お盆参りでの会話。 「東京に住む息子を訪ねました。買い物の支払い時にレジに並び財布を手にしたものの、現金をだそうとするのですが、上手くいきません。もじもじしていると、後ろのほうでチッという声…。肩身の狭い思いをしました。スマホでのキャッシュレス決済が普及していてピッ、ピッと素早く支払いしていく流れの中で、どこか息苦しさを感じます」

「ぼくも現金派なのでよくわかります。でもカードは使います。この間、財布を無くして(結局後で見つかりましたが)困ったことは、カードを再発行したことによる関連手続きの面倒くささです。今、いろんな支払いのためにカードを登録してありますが、それらを全て入力し直しすることが必要になって…」

『北の国から』の名シーン

昭和の名作ドラマ『北の国から』にこんなシーンがある。

北海道富良野から上京する息子(純=吉岡秀隆)を送ってくれと父親(五郎=田中邦衛)はトラック運転手(古尾谷雅人)に現金の入った封筒を渡す。出発後運転手はそのお金を「受け取れん」という。農協の袋に入った新札の一万円札二枚。泥がついている。手を洗う暇もなく働いて稼いだとわかる。「お前の宝にしろ。一生とっておけ」

お金は通常は取引媒体として使われている。つまり、一方の思う価値ともう一方の求める価値が釣りあっていることを額面(紙幣)という形を通して確かめ合っているのだろう。

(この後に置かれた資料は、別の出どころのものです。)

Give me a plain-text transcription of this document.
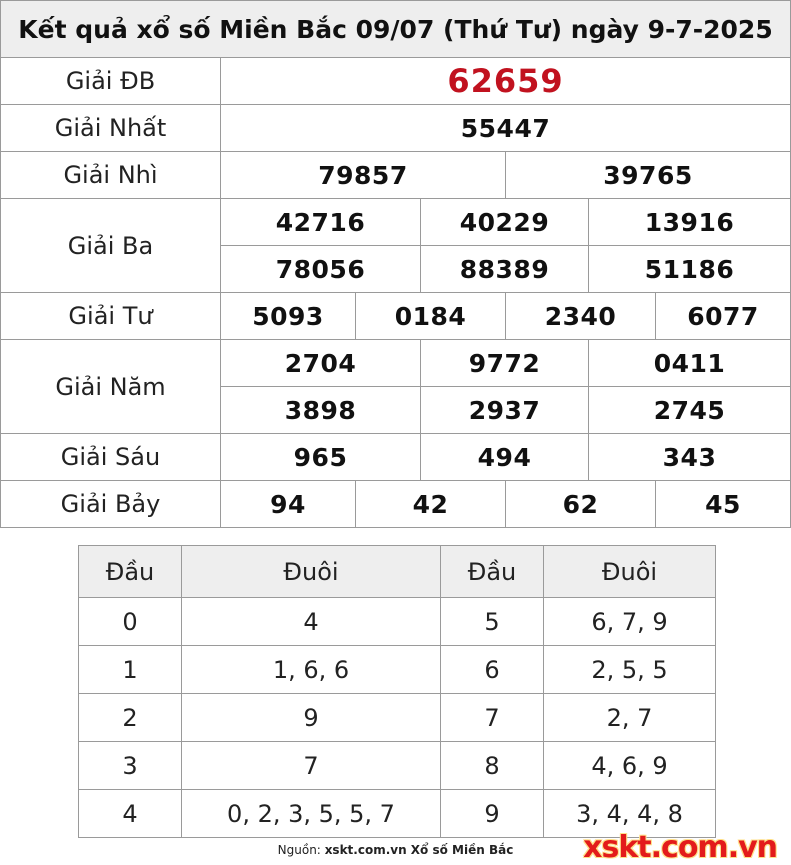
Kết quả xổ số Miền Bắc 09/07 (Thứ Tư) ngày 9-7-2025						
Giải ĐB	62659					
Giải Nhất	55447					
Giải Nhì	79857			39765		
Giải Ba	42716		40229		13916	
	78056		88389		51186	
Giải Tư	5093	0184		2340		6077
Giải Năm	2704		9772		0411	
	3898		2937		2745	
Giải Sáu	965		494		343	
Giải Bảy	94	42		62		45
Đầu	Đuôi	Đầu	Đuôi
0	4	5	6, 7, 9
1	1, 6, 6	6	2, 5, 5
2	9	7	2, 7
3	7	8	4, 6, 9
4	0, 2, 3, 5, 5, 7	9	3, 4, 4, 8
Nguồn: xskt.com.vn Xổ số Miền Bắc	xskt.com.vn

しかし、五郎の渡した紙幣は単なる紙切れでなかった。泥まみれになって働いた結果が具体化されたもの。なぜ、泥まみれになったのか。父親の子どもに対する深い愛情が泥をも厭わねという形で表現されているのだろう。運転手は、その紙切れには単なる取引媒体としての役割をこえた価値=尊い心が宿っていると強く感じ取ったのだろう。その心に触れて胸がいっぱいになった喜びを率直に伝えたのだと思う。

お金を稼ぐのは大事。もっと大事なことは、どんな心を持って何のために稼ぐかだろう。

見えなかったものが見える世界(浄土)

カード決済やキャッシュレス決済が全面的にダメというのではない。そのようなやりとりの中で、泥まみれになって働いた内容がコンピュータ上の単なる数字になり一瞬にして消えてしまう、大事なこと・尊い心が見えなくなってしまう。そんな娑婆(世間)に生きているわれらが〈南無阿弥陀仏〉と照らされている、と受けとめたい。

宗祖親鸞聖人は『教行信証』証巻で中国僧 (唐の時代) 善導が著した観経疏から引用する。

 帰去来(いざいなん)、魔境には停まるべからず。…ただ愁歎の声を聞く。

娑婆 (世間)とは魔境,、つまり魔法によって支配される世界。すると、人間であることがわからなくなって悲しみ歎くばかりになる。だから、そんな世界に停まらず、大事なことが消え去ることなく、見えなかったものが見えるようになる仏法の世界(浄土)に帰ろう。